Здесь любопытно шагнуть в сторону и взглянуть на Европу тех лет: что могло объединить простоватого Хемингуэя и ученого Сартра? и однако Сартр приехал искать дружбу на Кубу. Хемингуэй пил дайкири и рассказывал о рыбаках, а Сартр курил трубку и говорил о парижских студентах — общего между ними вроде бы не было; разве что антифашизм? Но это не эстетическая категория.
Пожалуй, общим между ними было то, что одновременно являлось общим у них и с другими людьми. Штука в том, что именно наличие этого общего чувства они и провозгласили эстетической категорией. Общим у них было то, что у них не имелось ничего не-общего, они не имели уникального эстетического кода, охраняемого от других. Общим у них было отсутствие корпоративности. Это общее с толпой чувство реальной жизни, которое внятно каждому, но лишь писателем может быть высказано внятно. Здесь принципиально важно то, что самое главное в жизни — не уникально.

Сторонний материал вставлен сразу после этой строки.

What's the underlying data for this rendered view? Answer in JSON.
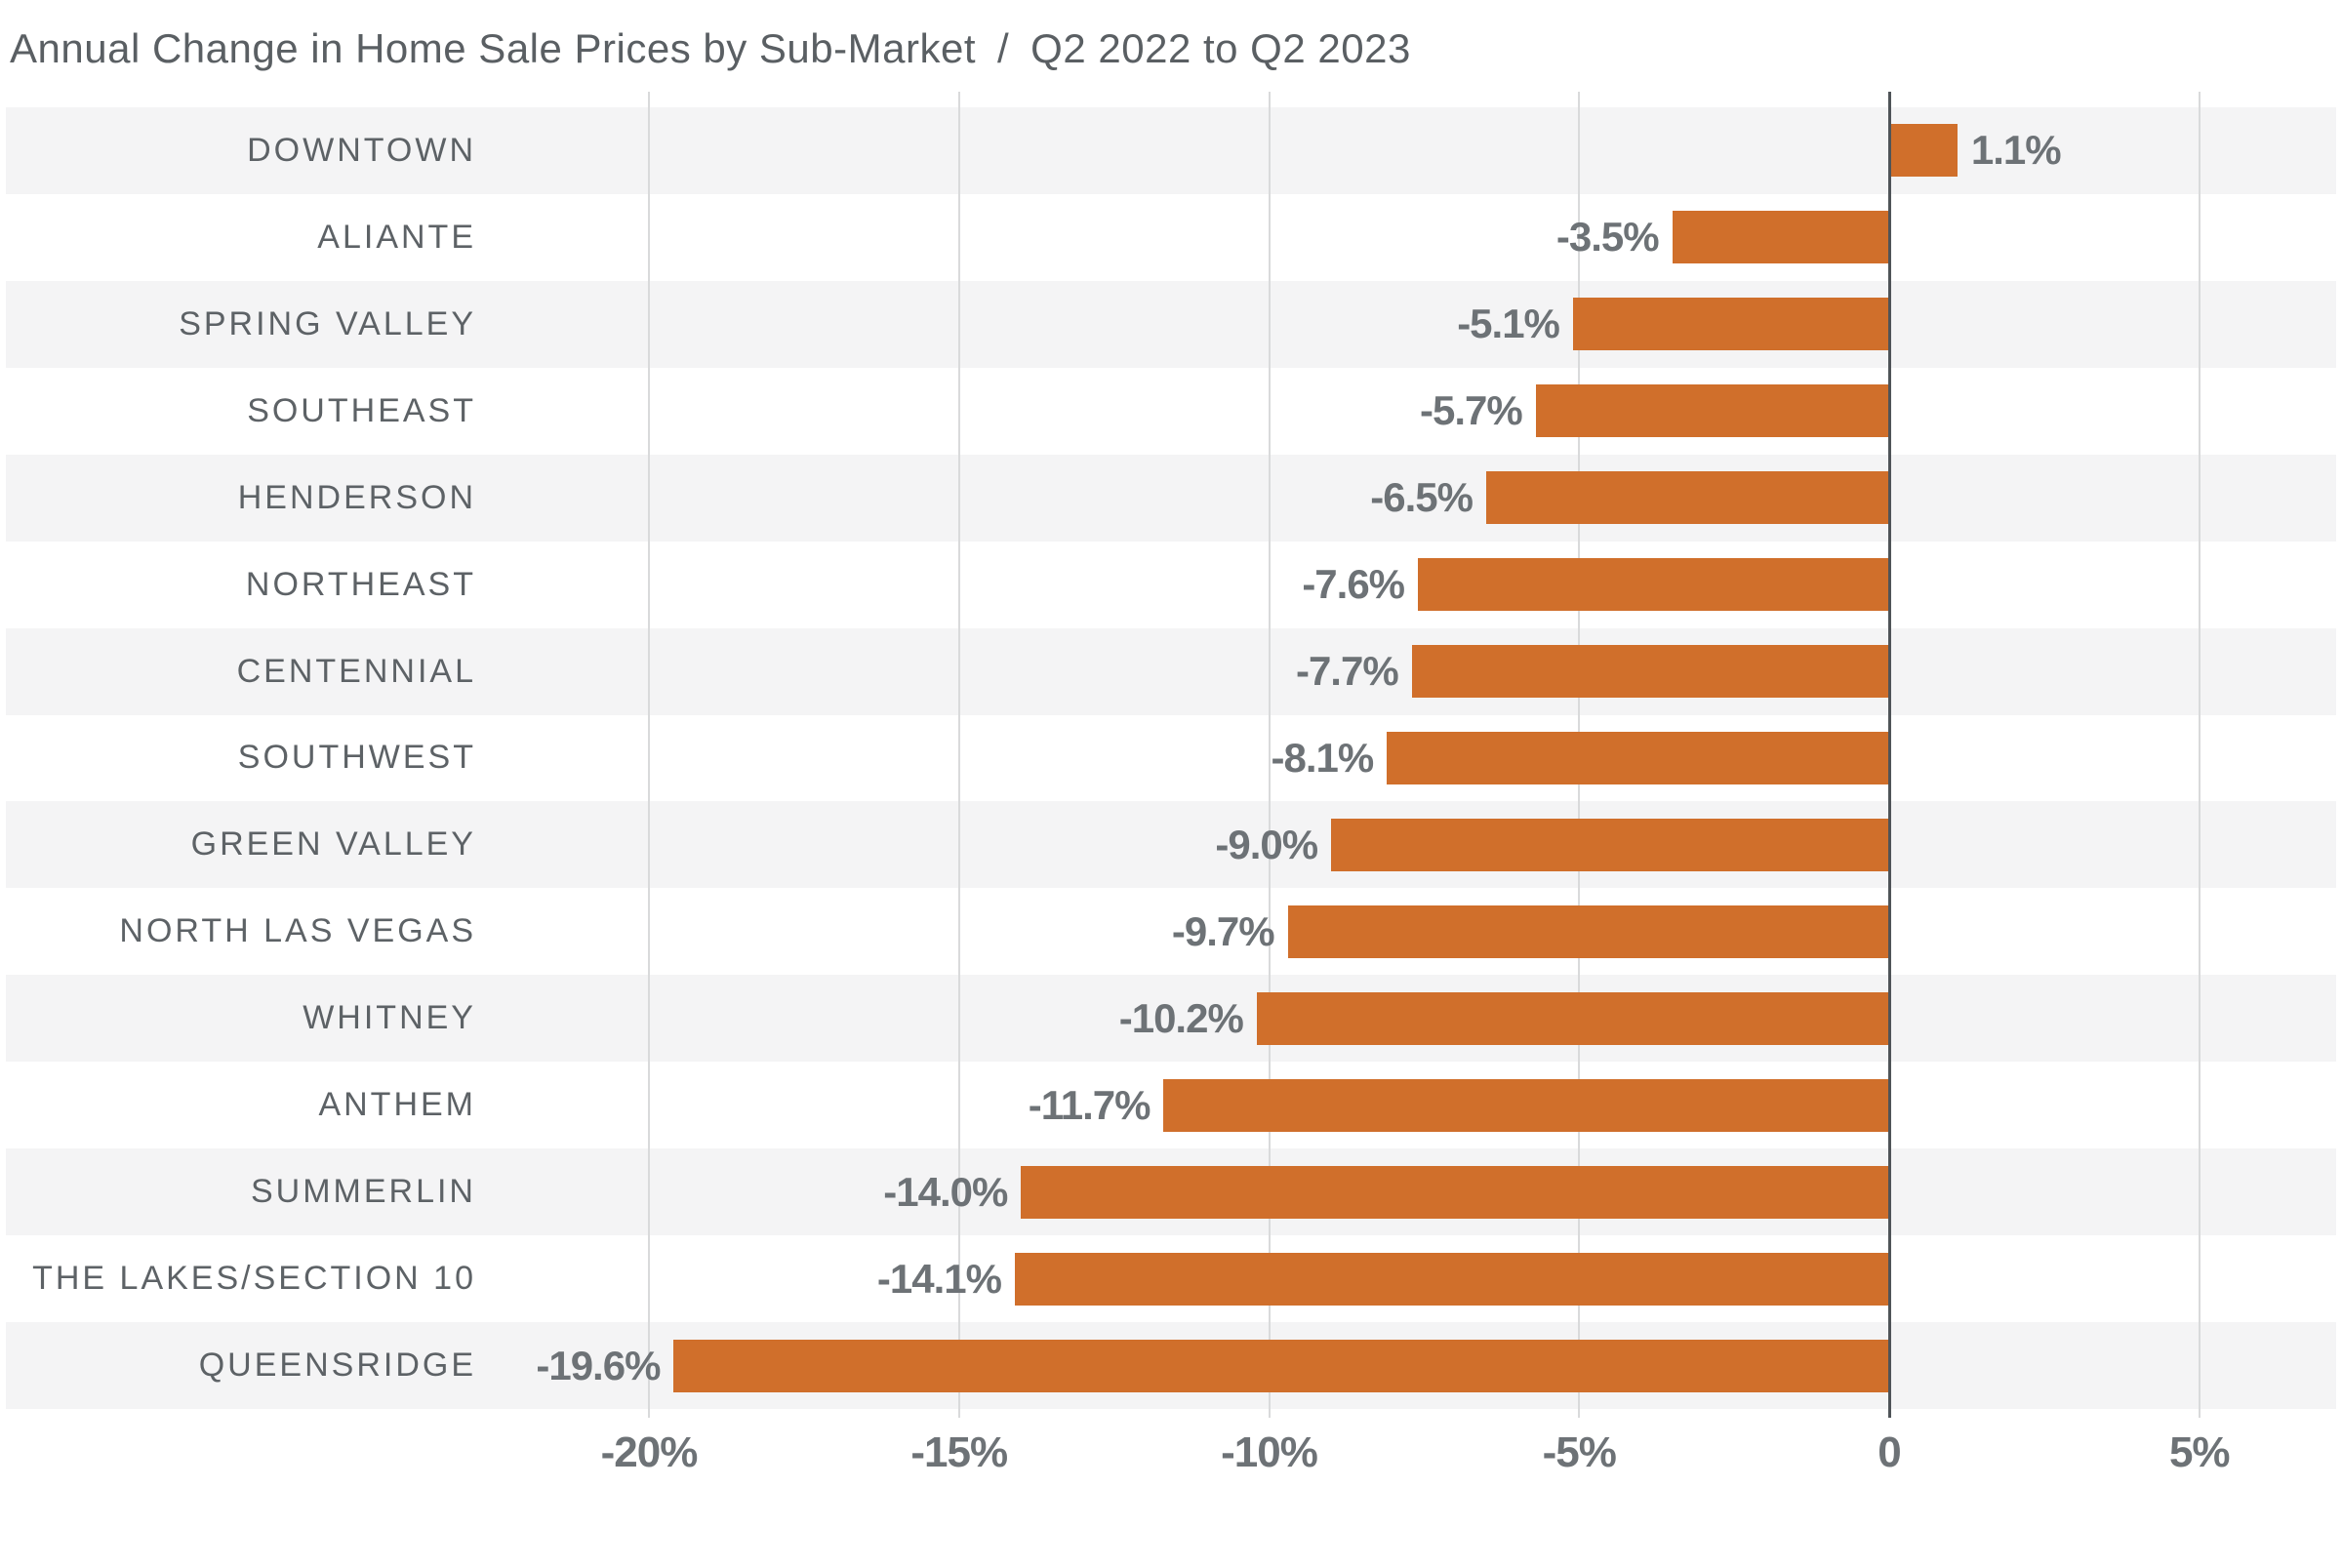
{
  "title": {
    "main": "Annual Change in Home Sale Prices by Sub-Market",
    "separator": "/",
    "period": "Q2 2022 to Q2 2023"
  },
  "colors": {
    "background": "#ffffff",
    "bar": "#d06f2b",
    "stripe": "#f4f4f5",
    "grid_line": "#d9dadb",
    "zero_line": "#4f5458",
    "title_text": "#5a5f63",
    "category_text": "#5d6266",
    "value_text": "#6d7276",
    "tick_text": "#6d7276"
  },
  "chart_data": {
    "type": "bar",
    "orientation": "horizontal",
    "title": "Annual Change in Home Sale Prices by Sub-Market / Q2 2022 to Q2 2023",
    "categories": [
      "DOWNTOWN",
      "ALIANTE",
      "SPRING VALLEY",
      "SOUTHEAST",
      "HENDERSON",
      "NORTHEAST",
      "CENTENNIAL",
      "SOUTHWEST",
      "GREEN VALLEY",
      "NORTH LAS VEGAS",
      "WHITNEY",
      "ANTHEM",
      "SUMMERLIN",
      "THE LAKES/SECTION 10",
      "QUEENSRIDGE"
    ],
    "values": [
      1.1,
      -3.5,
      -5.1,
      -5.7,
      -6.5,
      -7.6,
      -7.7,
      -8.1,
      -9.0,
      -9.7,
      -10.2,
      -11.7,
      -14.0,
      -14.1,
      -19.6
    ],
    "value_labels": [
      "1.1%",
      "-3.5%",
      "-5.1%",
      "-5.7%",
      "-6.5%",
      "-7.6%",
      "-7.7%",
      "-8.1%",
      "-9.0%",
      "-9.7%",
      "-10.2%",
      "-11.7%",
      "-14.0%",
      "-14.1%",
      "-19.6%"
    ],
    "x_ticks": [
      {
        "value": -20,
        "label": "-20%"
      },
      {
        "value": -15,
        "label": "-15%"
      },
      {
        "value": -10,
        "label": "-10%"
      },
      {
        "value": -5,
        "label": "-5%"
      },
      {
        "value": 0,
        "label": "0"
      },
      {
        "value": 5,
        "label": "5%"
      }
    ],
    "xlim": [
      -30.4,
      7.3
    ],
    "unit": "%",
    "grid": "vertical",
    "legend": "none",
    "row_striping": "alternating"
  }
}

Уникальных переживаний Высоцкий не имел, владимовские герои их не знают, Зиновьев уникальность в себе сознательно вытаптывал, у Шаламова на уникальность нет времени, Сартр уникальность презирал, а Хемингуэй сделал все для того, чтобы говорить как плебей, — уникальность сознания писателя была направлена на то, чтобы прожить общую жизнь. Это совершенно толстовская мысль, но в эстетике XX века она получила специальную аранжировку — из-за вопиющих бедствий века, которые полагается принять как свои. Это такого рода знание жизни, которое можно описать словом «реализм», но стилем «реализм» это знание не исчерпывается — такое знание жизни, если угодно, само по себе есть стиль. В судебной практике этот казус можно было бы назвать «правом прецедента»: то, что случилось с тобой, имеет смысл, лишь поскольку случилось и с другим. Ты человек, поскольку разделяешь с другими любовь, боль, холод, заботу. Итогом жизни героя Хемингуэя является простейшая формула «человек один не может ни черта». Это не отрицание индивидуализма, нет, это особое понимание индивидуализма: человек лишь тогда состоялся, когда он состоит из других людей. Единичного измерения — нет. Один — это сразу много.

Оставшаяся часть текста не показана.